A couple reasons for this. First, the Lakers want to keep that trade chip to potentially use in a trade for a player that significantly raises their championship prospects, which it is not believed Wall does. Second, there's a lot of ego involved here. It won't be a flattering look for the front office that gave up so much for Westbrook in the first place to turn around and give him up for so little.
From Stein's newsletter:
Yet there are also major optics concerns for the Lakers. Team officials, sources say, do not want to pay a premium to move on from Westbrook so soon after the Lakers gave up so much to get the Los Angeles native. Remember: They had to send Kyle Kuzma, Kentavious Caldwell-Pope, Montrezl Harrell and the No. 22 pick in last July's draft to Washington after James and Davis encouraged the Lakers' front office to go all-in for Westbrook rather than proceed with GM Rob Pelinka's plans to trade for Sacramento's Buddy Hield.
Barring the emergence of an expanded trade construction that involves three or more teams, or allows for a Westbrook-for-Wall exchange without including the precious draft pick, L.A.'s clear preference, sources say, is to bank on Westbrook finding another gear in the second half like he did for the Wizards last season. It likewise must be noted in fairness that the Lakers, who awoke Wednesday mired at No. 8 in the West at 24-24, have had James, Davis and Westbrook healthy and in uniform together for only 16 of those 48 games.
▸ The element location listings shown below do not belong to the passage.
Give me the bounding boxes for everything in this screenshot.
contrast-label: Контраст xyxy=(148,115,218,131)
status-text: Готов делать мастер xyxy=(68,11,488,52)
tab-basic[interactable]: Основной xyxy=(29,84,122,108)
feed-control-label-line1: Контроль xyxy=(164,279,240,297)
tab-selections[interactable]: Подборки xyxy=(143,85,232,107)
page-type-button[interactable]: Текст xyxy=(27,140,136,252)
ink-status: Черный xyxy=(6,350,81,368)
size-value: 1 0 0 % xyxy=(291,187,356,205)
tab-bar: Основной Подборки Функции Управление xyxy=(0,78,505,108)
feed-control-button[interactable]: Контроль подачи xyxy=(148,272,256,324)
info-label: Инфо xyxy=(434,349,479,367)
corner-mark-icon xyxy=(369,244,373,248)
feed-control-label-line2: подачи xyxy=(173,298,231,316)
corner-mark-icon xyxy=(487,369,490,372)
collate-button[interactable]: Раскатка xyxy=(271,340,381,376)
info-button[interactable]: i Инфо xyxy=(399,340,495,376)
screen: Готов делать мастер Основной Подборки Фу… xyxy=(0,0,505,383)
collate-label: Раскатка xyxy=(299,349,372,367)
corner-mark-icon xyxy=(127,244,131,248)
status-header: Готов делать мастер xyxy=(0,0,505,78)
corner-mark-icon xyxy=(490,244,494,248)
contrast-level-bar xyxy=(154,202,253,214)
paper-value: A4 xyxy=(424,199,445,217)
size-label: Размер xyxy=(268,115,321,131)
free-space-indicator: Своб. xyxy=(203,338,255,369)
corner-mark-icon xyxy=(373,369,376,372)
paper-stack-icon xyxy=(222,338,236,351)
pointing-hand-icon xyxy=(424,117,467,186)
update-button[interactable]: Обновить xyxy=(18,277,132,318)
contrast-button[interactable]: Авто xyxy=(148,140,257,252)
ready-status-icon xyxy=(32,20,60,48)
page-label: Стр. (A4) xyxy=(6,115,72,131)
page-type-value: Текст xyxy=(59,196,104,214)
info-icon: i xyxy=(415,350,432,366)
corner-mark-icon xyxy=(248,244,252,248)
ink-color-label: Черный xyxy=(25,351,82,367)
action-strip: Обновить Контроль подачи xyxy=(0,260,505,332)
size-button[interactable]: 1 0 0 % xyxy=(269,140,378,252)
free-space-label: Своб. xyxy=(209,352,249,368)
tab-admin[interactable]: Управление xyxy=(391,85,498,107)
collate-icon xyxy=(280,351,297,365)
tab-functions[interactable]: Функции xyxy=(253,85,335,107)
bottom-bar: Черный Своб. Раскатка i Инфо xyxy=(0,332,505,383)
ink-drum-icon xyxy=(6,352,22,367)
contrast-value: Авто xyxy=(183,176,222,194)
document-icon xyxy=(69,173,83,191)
ESPN's Ramona Shelburne quoted a team source on Tuesday as saying that giving the Lakers' new star trio the runway of a full season to find their collective footing "is the only option."
To state the obvious: The Lakers would be far better off had they made the trade for Hield, or even simply kept KCP and Kuzma, than they are with Westbrook -- and this is to say nothing of their cheaping out on Alex Caruso in large part because of the money they sunk into Westbrook (although they still could've paid Caruso).
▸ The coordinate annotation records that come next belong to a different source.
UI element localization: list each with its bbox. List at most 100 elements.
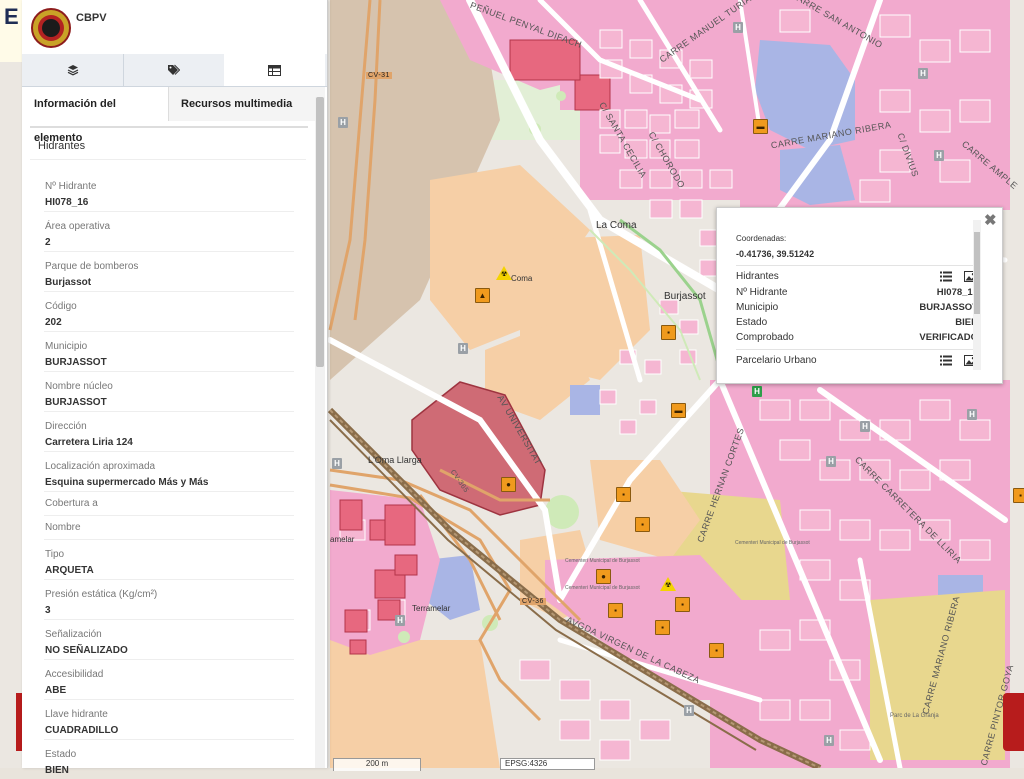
popup-row: Municipio BURJASSOT bbox=[736, 302, 978, 317]
attribute-label: Área operativa bbox=[45, 221, 111, 232]
attribute-label: Nombre bbox=[45, 522, 81, 533]
attribute-value: 2 bbox=[45, 237, 51, 248]
background-badge bbox=[1003, 693, 1024, 751]
attribute-label: Tipo bbox=[45, 549, 65, 560]
poi-icon[interactable]: ▪ bbox=[675, 597, 690, 612]
hydrant-marker-icon[interactable]: H bbox=[332, 458, 342, 469]
popup-key: Nº Hidrante bbox=[736, 287, 788, 298]
poi-icon[interactable]: ▪ bbox=[709, 643, 724, 658]
list-icon[interactable] bbox=[940, 271, 952, 282]
poi-icon[interactable]: ▪ bbox=[608, 603, 623, 618]
tab-table[interactable] bbox=[224, 54, 325, 86]
attribute-row: Parque de bomberos Burjassot bbox=[44, 252, 294, 292]
hydrant-marker-icon[interactable]: H bbox=[826, 456, 836, 467]
attribute-label: Nº Hidrante bbox=[45, 181, 97, 192]
attribute-value: BIEN bbox=[45, 765, 69, 776]
attribute-label: Presión estática (Kg/cm²) bbox=[45, 589, 158, 600]
attribute-value: 3 bbox=[45, 605, 51, 616]
close-icon[interactable]: ✖ bbox=[984, 211, 997, 229]
cbpv-logo bbox=[31, 8, 71, 48]
attribute-label: Municipio bbox=[45, 341, 88, 352]
hydrant-marker-icon[interactable]: H bbox=[860, 421, 870, 432]
attribute-row: Nombre núcleo BURJASSOT bbox=[44, 372, 294, 412]
hydrant-marker-icon[interactable]: H bbox=[338, 117, 348, 128]
subtabs: Información del elemento Recursos multim… bbox=[22, 87, 327, 144]
radiation-hazard-icon[interactable]: ☢ bbox=[496, 266, 512, 280]
popup-key: Municipio bbox=[736, 302, 779, 313]
attribute-label: Estado bbox=[45, 749, 77, 760]
place-label: Cementeri Municipal de Burjassot bbox=[735, 540, 810, 546]
attribute-list: Nº Hidrante HI078_16 Área operativa 2 Parq… bbox=[30, 172, 306, 779]
attribute-value: NO SEÑALIZADO bbox=[45, 645, 128, 656]
layer-title: Hidrantes bbox=[30, 132, 306, 160]
poi-icon[interactable]: ▪ bbox=[655, 620, 670, 635]
hydrant-marker-icon[interactable]: H bbox=[395, 615, 405, 626]
popup-row: Estado BIEN bbox=[736, 317, 978, 332]
attribute-value: Burjassot bbox=[45, 277, 92, 288]
popup-scrollbar-thumb[interactable] bbox=[974, 232, 980, 314]
hydrant-marker-icon[interactable]: H bbox=[684, 705, 694, 716]
poi-icon[interactable]: ▪ bbox=[616, 487, 631, 502]
people-poi-icon[interactable]: ● bbox=[501, 477, 516, 492]
panel-header: CBPV bbox=[22, 0, 327, 55]
panel-tabbar bbox=[22, 54, 327, 87]
poi-icon[interactable]: ▪ bbox=[661, 325, 676, 340]
attribute-row: Localización aproximada Esquina supermerc… bbox=[44, 452, 294, 492]
subtab-element-info[interactable]: Información del elemento bbox=[22, 87, 166, 144]
road-shield: CV-31 bbox=[366, 72, 392, 79]
attribute-label: Código bbox=[45, 301, 77, 312]
hydrant-marker-icon[interactable]: H bbox=[733, 22, 743, 33]
place-label: amelar bbox=[330, 535, 355, 544]
poi-icon[interactable]: ▪ bbox=[635, 517, 650, 532]
attribute-row: Cobertura a bbox=[44, 492, 294, 516]
attribute-label: Accesibilidad bbox=[45, 669, 104, 680]
attribute-label: Señalización bbox=[45, 629, 102, 640]
selected-hydrant-icon[interactable]: H bbox=[752, 386, 762, 397]
layers-icon bbox=[67, 65, 78, 76]
panel-scrollbar-thumb[interactable] bbox=[316, 97, 324, 367]
projection-select[interactable]: EPSG:4326 bbox=[500, 758, 595, 770]
attribute-value: Carretera Liria 124 bbox=[45, 437, 133, 448]
popup-section-parcelario: Parcelario Urbano bbox=[736, 355, 978, 370]
attribute-row: Llave hidrante CUADRADILLO bbox=[44, 700, 294, 740]
attribute-label: Localización aproximada bbox=[45, 461, 156, 472]
attribute-value: BURJASSOT bbox=[45, 357, 107, 368]
firestation-poi-icon[interactable]: ▲ bbox=[475, 288, 490, 303]
hydrant-marker-icon[interactable]: H bbox=[934, 150, 944, 161]
attribute-label: Llave hidrante bbox=[45, 709, 108, 720]
subtab-divider bbox=[30, 126, 308, 128]
side-panel: CBPV Información del elemento Recursos m… bbox=[22, 0, 328, 776]
place-label: Burjassot bbox=[664, 291, 706, 302]
attribute-value: 202 bbox=[45, 317, 62, 328]
popup-divider bbox=[736, 265, 978, 266]
attribute-row: Código 202 bbox=[44, 292, 294, 332]
popup-value: BURJASSOT bbox=[919, 302, 978, 313]
popup-actions bbox=[938, 355, 978, 367]
place-label: Parc de La Granja bbox=[890, 713, 939, 719]
attribute-value: BURJASSOT bbox=[45, 397, 107, 408]
coordinates-label: Coordenadas: bbox=[736, 234, 787, 243]
subtab-multimedia[interactable]: Recursos multimedia bbox=[168, 87, 325, 121]
list-icon[interactable] bbox=[940, 355, 952, 366]
attribute-row: Presión estática (Kg/cm²) 3 bbox=[44, 580, 294, 620]
coordinates-value: -0.41736, 39.51242 bbox=[736, 249, 815, 259]
hydrant-marker-icon[interactable]: H bbox=[458, 343, 468, 354]
people-poi-icon[interactable]: ● bbox=[596, 569, 611, 584]
poi-icon[interactable]: ▪ bbox=[1013, 488, 1024, 503]
popup-value: HI078_16 bbox=[936, 287, 978, 298]
popup-row: Comprobado VERIFICADO bbox=[736, 332, 978, 347]
tab-layers[interactable] bbox=[22, 54, 124, 86]
popup-section-hidrantes: Hidrantes bbox=[736, 271, 978, 286]
tab-tags[interactable] bbox=[123, 54, 225, 86]
attribute-row: Accesibilidad ABE bbox=[44, 660, 294, 700]
radiation-hazard-icon[interactable]: ☢ bbox=[660, 577, 676, 591]
app-title: CBPV bbox=[76, 12, 107, 24]
hydrant-marker-icon[interactable]: H bbox=[824, 735, 834, 746]
attribute-row: Nº Hidrante HI078_16 bbox=[44, 172, 294, 212]
bed-poi-icon[interactable]: ▬ bbox=[671, 403, 686, 418]
place-label: L'Oma Llarga bbox=[368, 455, 422, 465]
hydrant-marker-icon[interactable]: H bbox=[918, 68, 928, 79]
hydrant-marker-icon[interactable]: H bbox=[967, 409, 977, 420]
bed-poi-icon[interactable]: ▬ bbox=[753, 119, 768, 134]
popup-actions bbox=[938, 271, 978, 283]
Now, you can understand the Lakers not wanting to give up that 2027 first-rounder, particularly for Wall, who likely won't change their prospects all that much more than Westbrook (although I do think Wall would be better for them).
But to make it about ego, to not want to admit the mistake of trading for Westbrook in the first place by paying a tax to get off him (if they do indeed have that opportunity), is the wrong move.
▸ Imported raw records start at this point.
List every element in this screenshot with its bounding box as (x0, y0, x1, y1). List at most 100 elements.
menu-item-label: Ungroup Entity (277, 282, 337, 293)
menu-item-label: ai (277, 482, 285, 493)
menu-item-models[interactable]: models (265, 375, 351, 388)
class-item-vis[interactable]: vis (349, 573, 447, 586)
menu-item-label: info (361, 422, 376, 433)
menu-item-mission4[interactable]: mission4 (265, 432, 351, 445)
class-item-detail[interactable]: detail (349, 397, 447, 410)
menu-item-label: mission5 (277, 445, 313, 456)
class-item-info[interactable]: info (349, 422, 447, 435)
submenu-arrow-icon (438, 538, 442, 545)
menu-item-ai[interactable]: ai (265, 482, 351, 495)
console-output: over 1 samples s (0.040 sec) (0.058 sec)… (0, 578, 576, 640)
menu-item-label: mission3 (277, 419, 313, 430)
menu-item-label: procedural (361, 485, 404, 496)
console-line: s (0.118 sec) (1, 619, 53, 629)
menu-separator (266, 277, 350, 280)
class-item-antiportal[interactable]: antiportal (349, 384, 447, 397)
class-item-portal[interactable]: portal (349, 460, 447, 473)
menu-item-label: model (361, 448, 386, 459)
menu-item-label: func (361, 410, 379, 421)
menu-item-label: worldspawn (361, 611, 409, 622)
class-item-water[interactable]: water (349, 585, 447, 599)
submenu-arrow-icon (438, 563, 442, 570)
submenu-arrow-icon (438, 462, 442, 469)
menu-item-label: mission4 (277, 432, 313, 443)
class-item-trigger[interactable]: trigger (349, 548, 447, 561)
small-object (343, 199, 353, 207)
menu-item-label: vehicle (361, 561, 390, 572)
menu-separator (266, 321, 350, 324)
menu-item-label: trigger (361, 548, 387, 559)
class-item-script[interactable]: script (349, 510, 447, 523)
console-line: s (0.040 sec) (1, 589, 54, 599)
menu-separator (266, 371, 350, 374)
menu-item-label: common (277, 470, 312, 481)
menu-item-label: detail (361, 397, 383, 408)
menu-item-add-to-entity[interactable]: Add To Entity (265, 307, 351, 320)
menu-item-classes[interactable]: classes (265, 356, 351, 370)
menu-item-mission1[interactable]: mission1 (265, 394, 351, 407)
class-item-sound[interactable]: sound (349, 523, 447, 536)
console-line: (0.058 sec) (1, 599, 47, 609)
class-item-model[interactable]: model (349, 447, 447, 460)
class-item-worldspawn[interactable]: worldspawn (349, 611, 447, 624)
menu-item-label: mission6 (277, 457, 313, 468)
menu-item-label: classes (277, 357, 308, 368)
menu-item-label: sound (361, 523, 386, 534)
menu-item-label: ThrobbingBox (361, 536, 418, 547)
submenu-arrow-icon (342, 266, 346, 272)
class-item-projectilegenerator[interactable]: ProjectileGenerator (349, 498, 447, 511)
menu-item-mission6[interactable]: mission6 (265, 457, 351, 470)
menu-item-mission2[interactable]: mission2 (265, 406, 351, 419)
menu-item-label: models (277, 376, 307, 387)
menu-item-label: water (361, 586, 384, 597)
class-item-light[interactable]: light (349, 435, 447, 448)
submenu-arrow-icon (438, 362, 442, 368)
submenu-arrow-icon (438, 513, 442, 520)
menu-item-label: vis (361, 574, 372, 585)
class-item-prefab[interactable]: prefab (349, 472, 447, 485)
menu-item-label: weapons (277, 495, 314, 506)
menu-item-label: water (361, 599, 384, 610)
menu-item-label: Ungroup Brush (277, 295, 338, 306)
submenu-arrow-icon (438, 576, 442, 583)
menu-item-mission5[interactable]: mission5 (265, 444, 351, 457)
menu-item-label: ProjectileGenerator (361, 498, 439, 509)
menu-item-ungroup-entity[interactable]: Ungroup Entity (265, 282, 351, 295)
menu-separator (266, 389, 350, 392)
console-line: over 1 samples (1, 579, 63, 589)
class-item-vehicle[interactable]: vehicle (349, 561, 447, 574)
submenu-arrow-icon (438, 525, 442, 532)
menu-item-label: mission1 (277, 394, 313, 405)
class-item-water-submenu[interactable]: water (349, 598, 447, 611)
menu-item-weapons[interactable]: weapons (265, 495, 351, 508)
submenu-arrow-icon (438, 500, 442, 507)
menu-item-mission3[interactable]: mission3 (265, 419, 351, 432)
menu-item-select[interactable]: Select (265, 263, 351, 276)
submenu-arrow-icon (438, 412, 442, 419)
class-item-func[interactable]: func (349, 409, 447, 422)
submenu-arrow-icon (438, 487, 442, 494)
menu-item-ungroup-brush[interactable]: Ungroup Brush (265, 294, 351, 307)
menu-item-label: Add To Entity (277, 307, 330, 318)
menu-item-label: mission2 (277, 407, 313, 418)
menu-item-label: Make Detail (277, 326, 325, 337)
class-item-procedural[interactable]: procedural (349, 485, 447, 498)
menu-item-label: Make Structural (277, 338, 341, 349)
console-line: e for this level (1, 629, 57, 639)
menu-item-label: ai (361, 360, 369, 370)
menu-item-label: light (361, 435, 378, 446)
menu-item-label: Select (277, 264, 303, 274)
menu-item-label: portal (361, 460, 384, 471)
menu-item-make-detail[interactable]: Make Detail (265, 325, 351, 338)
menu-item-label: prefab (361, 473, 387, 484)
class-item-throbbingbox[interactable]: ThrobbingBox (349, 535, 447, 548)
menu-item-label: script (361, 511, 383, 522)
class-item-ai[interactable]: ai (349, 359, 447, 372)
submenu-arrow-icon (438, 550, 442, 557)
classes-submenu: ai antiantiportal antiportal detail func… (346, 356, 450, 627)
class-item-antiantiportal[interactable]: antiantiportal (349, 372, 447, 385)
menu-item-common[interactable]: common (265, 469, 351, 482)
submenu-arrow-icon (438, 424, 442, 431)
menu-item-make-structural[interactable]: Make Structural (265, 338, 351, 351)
You see this in professional sports all the time. A team will stick with a player longer than they should just because they gave that player more money than they should've, compounding their mistake rather than cutting the losses of it. If the Lakers, in any way, believe Wall can help them more than Westbrook, and there are no other trades out there, they need to strongly consider the move.
Because you don't waste LeBron years at this point, particularly with the way he's playing this season. Making the Westbrook trade was a bad idea all along. Everyone except the Lakers knew that. If there's a way they can get out of it, they should. Unfortunately, it doesn't sound like there is, so the Lakers are back to closing their eyes and hoping Westbrook turns into a different player than he's been for the last half decade.